Following Madame Ke’s movement to the Laundry Bureau, on December 24, Madame Ke confessed under torture that the eight pregnant palace maids found in her residence had previously accompanied her into the Forbidden Palace.

According to late Ming historian Ji Liuqi, the purpose of bringing the palace maids into the palace was an attempt to usurp the throne by allowing one of the pregnant maids to falsely claim pregnancy. Given the severity of her confession, Madame Ke’s interrogator, a eunuch named Wang Wenzheng, beat her to death. After Madame Ke’s death, her body was cremated in a nearby Buddhist hall and later scattered.

In the months following Madame Ke’s death, the Ministry of Justice presented detailed charges of the crimes against Wei and Madame Ke. Enraged, the Chongzhen Emperor agreed to execute Wei’s nephew and Madame Ke’s son, Hou Guoxing. In addition, the Emperor also ordered both Wei and Madame Ke to be posthumously executed in March 1628.

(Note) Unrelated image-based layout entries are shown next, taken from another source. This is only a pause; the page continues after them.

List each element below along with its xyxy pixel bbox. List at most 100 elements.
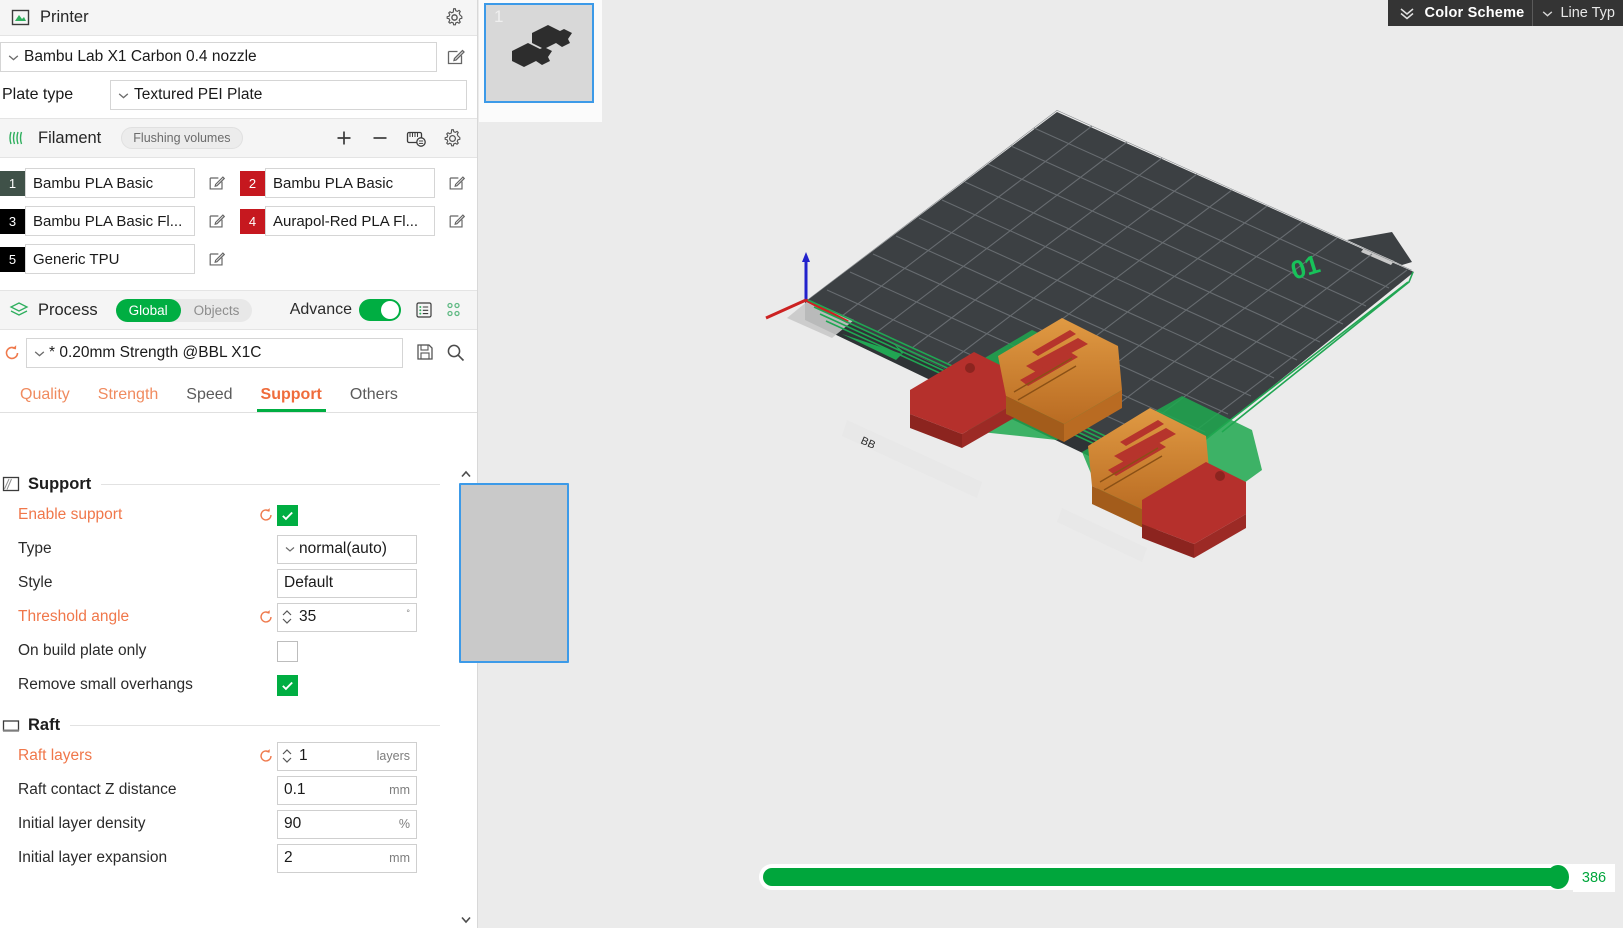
- filament-color-swatch-4[interactable]: 4: [240, 208, 265, 234]
- reset-raft-layers-icon[interactable]: [255, 747, 277, 765]
- checkbox-enable-support[interactable]: [277, 504, 298, 526]
- group-title-support: Support: [28, 475, 92, 493]
- scope-global-button[interactable]: Global: [115, 298, 181, 322]
- filament-preset-2[interactable]: Bambu PLA Basic: [265, 168, 435, 198]
- value-support-style: Default: [284, 574, 334, 591]
- plate-type-label: Plate type: [2, 86, 74, 103]
- edit-filament-4-icon[interactable]: [447, 211, 467, 231]
- double-chevron-down-icon[interactable]: [1398, 5, 1416, 21]
- add-filament-button[interactable]: [331, 125, 357, 151]
- process-scope-toggle: Global Objects: [115, 298, 253, 322]
- input-support-style[interactable]: Default: [277, 568, 417, 598]
- filament-preset-4[interactable]: Aurapol-Red PLA Fl...: [265, 206, 435, 236]
- unit-raft-layers: layers: [376, 749, 410, 763]
- edit-filament-5-icon[interactable]: [207, 249, 227, 269]
- filament-row: 3 Bambu PLA Basic Fl... 4 Aurapol-Red PL…: [0, 206, 477, 236]
- compare-icon[interactable]: [441, 297, 467, 323]
- filament-spool-icon: [8, 128, 30, 148]
- edit-filament-2-icon[interactable]: [447, 173, 467, 193]
- raft-group-icon: [2, 717, 20, 735]
- printer-model-value: Bambu Lab X1 Carbon 0.4 nozzle: [24, 48, 257, 65]
- flushing-volumes-button[interactable]: Flushing volumes: [121, 127, 243, 149]
- scroll-up-button[interactable]: [455, 465, 477, 483]
- scope-objects-button[interactable]: Objects: [181, 299, 253, 322]
- input-raft-contact-z[interactable]: 0.1 mm: [277, 775, 417, 805]
- chevron-down-icon: [33, 347, 46, 360]
- tab-support[interactable]: Support: [247, 386, 336, 412]
- edit-filament-3-icon[interactable]: [207, 211, 227, 231]
- filament-preset-3[interactable]: Bambu PLA Basic Fl...: [25, 206, 195, 236]
- process-preset-row: * 0.20mm Strength @BBL X1C: [0, 330, 477, 374]
- input-initial-layer-density[interactable]: 90 %: [277, 809, 417, 839]
- bambu-studio-window: Printer Bambu Lab X1 Carbon 0.4 nozzle P…: [0, 0, 1623, 928]
- tab-others[interactable]: Others: [336, 386, 412, 412]
- setting-row-initial-layer-expansion: Initial layer expansion 2 mm: [0, 841, 452, 875]
- filament-preset-5[interactable]: Generic TPU: [25, 244, 195, 274]
- printer-icon: [8, 6, 32, 30]
- input-initial-layer-expansion[interactable]: 2 mm: [277, 843, 417, 873]
- scroll-down-button[interactable]: [455, 910, 477, 928]
- layer-slider-value: 386: [1573, 864, 1615, 892]
- reset-enable-support-icon[interactable]: [255, 506, 277, 524]
- tab-strength[interactable]: Strength: [84, 386, 172, 412]
- filament-preset-1[interactable]: Bambu PLA Basic: [25, 168, 195, 198]
- printer-model-row: Bambu Lab X1 Carbon 0.4 nozzle: [0, 36, 477, 76]
- label-type: Type: [18, 540, 52, 557]
- plate-thumbnail-1[interactable]: 1: [484, 3, 594, 103]
- reset-threshold-angle-icon[interactable]: [255, 608, 277, 626]
- view-mode-dropdown[interactable]: Line Typ: [1532, 0, 1623, 26]
- process-section-header: Process Global Objects Advance: [0, 290, 477, 330]
- value-support-type: normal(auto): [299, 540, 387, 557]
- color-scheme-toolbar: Color Scheme Line Typ: [1387, 0, 1623, 26]
- spinner-threshold-angle[interactable]: 35 °: [277, 602, 417, 632]
- tab-quality[interactable]: Quality: [6, 386, 84, 412]
- checkbox-remove-small-overhangs[interactable]: [277, 674, 298, 696]
- chevron-down-icon: [7, 51, 20, 64]
- printer-settings-gear-icon[interactable]: [444, 7, 465, 28]
- layer-slider[interactable]: 386: [759, 864, 1615, 892]
- filament-color-swatch-3[interactable]: 3: [0, 208, 25, 234]
- save-icon[interactable]: [415, 342, 437, 364]
- process-tabs: Quality Strength Speed Support Others: [0, 374, 477, 412]
- printer-model-dropdown[interactable]: Bambu Lab X1 Carbon 0.4 nozzle: [0, 42, 437, 72]
- tab-speed[interactable]: Speed: [172, 386, 246, 412]
- advance-toggle[interactable]: [359, 299, 401, 321]
- filament-color-swatch-2[interactable]: 2: [240, 170, 265, 196]
- plate-type-dropdown[interactable]: Textured PEI Plate: [110, 80, 467, 110]
- filament-color-swatch-5[interactable]: 5: [0, 246, 25, 272]
- setting-row-threshold-angle: Threshold angle 35 °: [0, 600, 452, 634]
- setting-row-enable-support: Enable support: [0, 498, 452, 532]
- reset-arrow-icon[interactable]: [2, 343, 22, 363]
- filament-section-title: Filament: [38, 128, 102, 147]
- filament-color-swatch-1[interactable]: 1: [0, 170, 25, 196]
- remove-filament-button[interactable]: [367, 125, 393, 151]
- printer-section-header: Printer: [0, 0, 477, 36]
- process-section-title: Process: [38, 300, 98, 319]
- scrollbar-thumb[interactable]: [459, 483, 569, 663]
- layer-slider-handle[interactable]: 386: [1547, 864, 1615, 892]
- edit-printer-icon[interactable]: [445, 46, 467, 68]
- spinner-arrows[interactable]: [281, 609, 293, 625]
- filament-list: 1 Bambu PLA Basic 2 Bambu PLA Basic 3 Ba…: [0, 158, 477, 290]
- filament-settings-gear-icon[interactable]: [439, 125, 465, 151]
- unit-threshold-angle: °: [406, 607, 410, 618]
- support-group-icon: [2, 476, 20, 494]
- spinner-arrows[interactable]: [281, 748, 293, 764]
- chevron-down-icon: [117, 89, 130, 102]
- search-icon[interactable]: [445, 342, 467, 364]
- list-view-icon[interactable]: [411, 297, 437, 323]
- view-mode-value: Line Typ: [1560, 5, 1615, 21]
- edit-filament-1-icon[interactable]: [207, 173, 227, 193]
- setting-row-raft-layers: Raft layers 1 layers: [0, 739, 452, 773]
- spinner-raft-layers[interactable]: 1 layers: [277, 741, 417, 771]
- plate-thumbnail-strip: 1: [479, 0, 602, 122]
- 3d-viewport[interactable]: Bambu Textured PEI Plate: [602, 0, 1623, 928]
- layers-icon: [8, 300, 30, 320]
- process-preset-dropdown[interactable]: * 0.20mm Strength @BBL X1C: [26, 338, 403, 368]
- setting-row-on-build-plate-only: On build plate only: [0, 634, 452, 668]
- value-threshold-angle: 35: [299, 608, 317, 625]
- ams-sync-icon[interactable]: [403, 125, 429, 151]
- settings-scrollbar[interactable]: [455, 465, 569, 928]
- dropdown-support-type[interactable]: normal(auto): [277, 534, 417, 564]
- checkbox-on-build-plate-only[interactable]: [277, 640, 298, 662]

Given the scattering of Madame Ke’s ashes, this posthumous execution was unable to be carried forward, given that her body was never found.

==Portrayals in the media==
In 1988, Li Ying portrayed Madame Ke in Bloodshed at Dong Chang

In 1988, Shangguan Yu portrayed Ke in Kwong loong the tyrant

In 1991, Kin Jung-e portrayed Ke in The Demon Wet Nurse.

In 1991, Shen Xiao Li portrayed Ke in Minggongsandaan

In 2005, Ma Yili portrayed Ke in Jinyiwei

In 2007, Song Jia portrayed Ke in Ming Dynasty.